Meer vijftigers, minder twintigers
Nederland telt 2,1 miljoen vijftigers. Dit zijn er bijna 600.000 meer dan tien jaar geleden. Het aantal twintigers is in diezelfde tien jaar met ruim een half miljoen afgenomen tot 2 miljoen.
Dat heeft het Centraal Bureau voor de Statistiek (CBS) woensdag bekendgemaakt.
Op dit moment telt Nederland 16,1 miljoen inwoners. Ruim een op de acht Nederlanders is nu vijftiger. Dat is het gevolg van de geboortegolf direct na de Tweede Wereldoorlog. Vooral de 54- en 55-jarigen, geboren in 1946 en 1947, vormen een grote groep.
De daling van het aantal twintigers hangt samen met de sterke afname van het aantal geboorten in de jaren zeventig. In de tweede helft van de jaren zeventig werden jaarlijks ongeveer 175.000 kinderen geboren, tegen bijna 250.000 kinderen in de jaren zestig.

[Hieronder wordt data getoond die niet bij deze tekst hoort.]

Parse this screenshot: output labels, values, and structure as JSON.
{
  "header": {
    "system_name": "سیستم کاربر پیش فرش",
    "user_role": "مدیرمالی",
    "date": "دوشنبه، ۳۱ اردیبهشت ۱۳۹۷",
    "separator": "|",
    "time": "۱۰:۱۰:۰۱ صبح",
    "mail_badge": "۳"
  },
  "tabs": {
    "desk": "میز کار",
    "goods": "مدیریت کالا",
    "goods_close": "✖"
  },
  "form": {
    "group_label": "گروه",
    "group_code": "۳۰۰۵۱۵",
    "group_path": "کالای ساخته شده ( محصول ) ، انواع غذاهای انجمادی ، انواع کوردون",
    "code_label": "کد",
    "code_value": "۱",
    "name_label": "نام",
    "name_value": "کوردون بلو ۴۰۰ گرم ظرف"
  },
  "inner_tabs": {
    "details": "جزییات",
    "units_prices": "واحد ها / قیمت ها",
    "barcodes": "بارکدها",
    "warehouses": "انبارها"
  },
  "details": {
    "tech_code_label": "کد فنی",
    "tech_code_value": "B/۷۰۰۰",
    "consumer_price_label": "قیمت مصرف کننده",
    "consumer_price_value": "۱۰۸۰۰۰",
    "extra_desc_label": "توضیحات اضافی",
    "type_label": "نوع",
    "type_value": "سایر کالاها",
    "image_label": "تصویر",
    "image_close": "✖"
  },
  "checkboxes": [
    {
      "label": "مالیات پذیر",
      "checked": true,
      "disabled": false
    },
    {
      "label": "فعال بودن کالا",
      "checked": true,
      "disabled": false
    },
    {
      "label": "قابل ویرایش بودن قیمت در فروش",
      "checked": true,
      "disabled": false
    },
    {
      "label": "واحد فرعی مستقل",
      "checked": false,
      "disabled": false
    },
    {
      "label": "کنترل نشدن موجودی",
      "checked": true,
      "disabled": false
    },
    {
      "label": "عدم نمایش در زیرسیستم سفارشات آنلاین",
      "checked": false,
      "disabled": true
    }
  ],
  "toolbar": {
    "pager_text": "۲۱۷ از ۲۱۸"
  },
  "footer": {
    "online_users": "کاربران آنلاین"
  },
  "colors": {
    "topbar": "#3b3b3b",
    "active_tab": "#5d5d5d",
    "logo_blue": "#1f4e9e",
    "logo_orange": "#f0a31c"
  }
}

Er zijn grote regionale verschillen in de verdeling van jongeren en ouderen over het land. Flevoland is de jongste provincie, gelet op het aandeel personen onder de twintig. Urk is met 43 procent van de inwoners onder de twintig de jongste gemeente. Slechts 6 procent van de Urkers is ouder dan 65. Ook Staphorst en Zeewolde tellen relatief veel jongeren. In universiteitssteden als Groningen, Leiden, Utrecht en Wageningen wonen eveneens veel twintigers.

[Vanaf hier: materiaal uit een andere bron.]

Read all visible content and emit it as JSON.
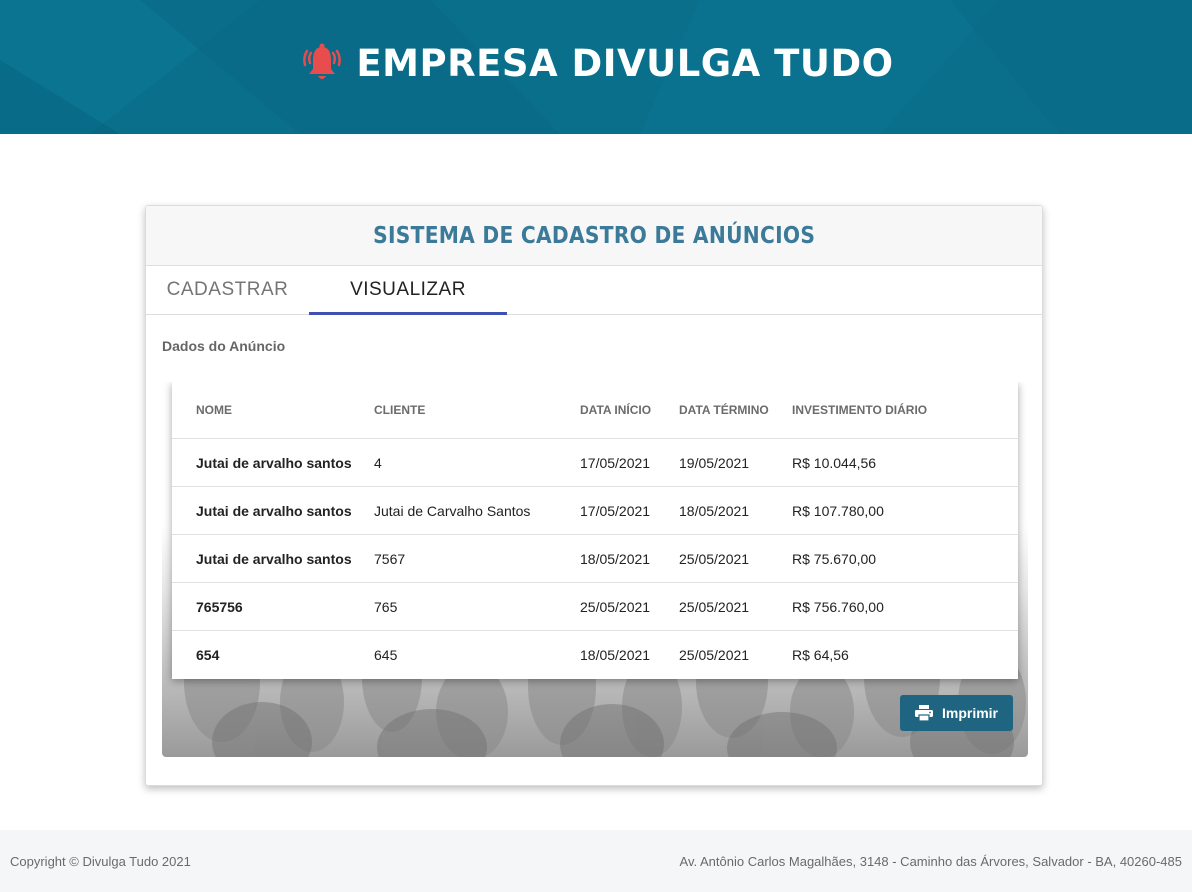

Roozendaal (Gelderland), Bennebroek en Laren behoren met bijna 25 procent 65-plussers tot de oudste gemeenten. Het landelijk gemiddelde is 14 procent.
Uit de cijfers van het CBS blijkt eveneens dat het aantal gemeenten in Nederland snel daalt. Door de gemeentelijke herindelingen per 1 januari 2002 is het aantal gemeenten met acht afgenomen tot 496. Tien jaar geleden telde Nederland nog 647 gemeenten.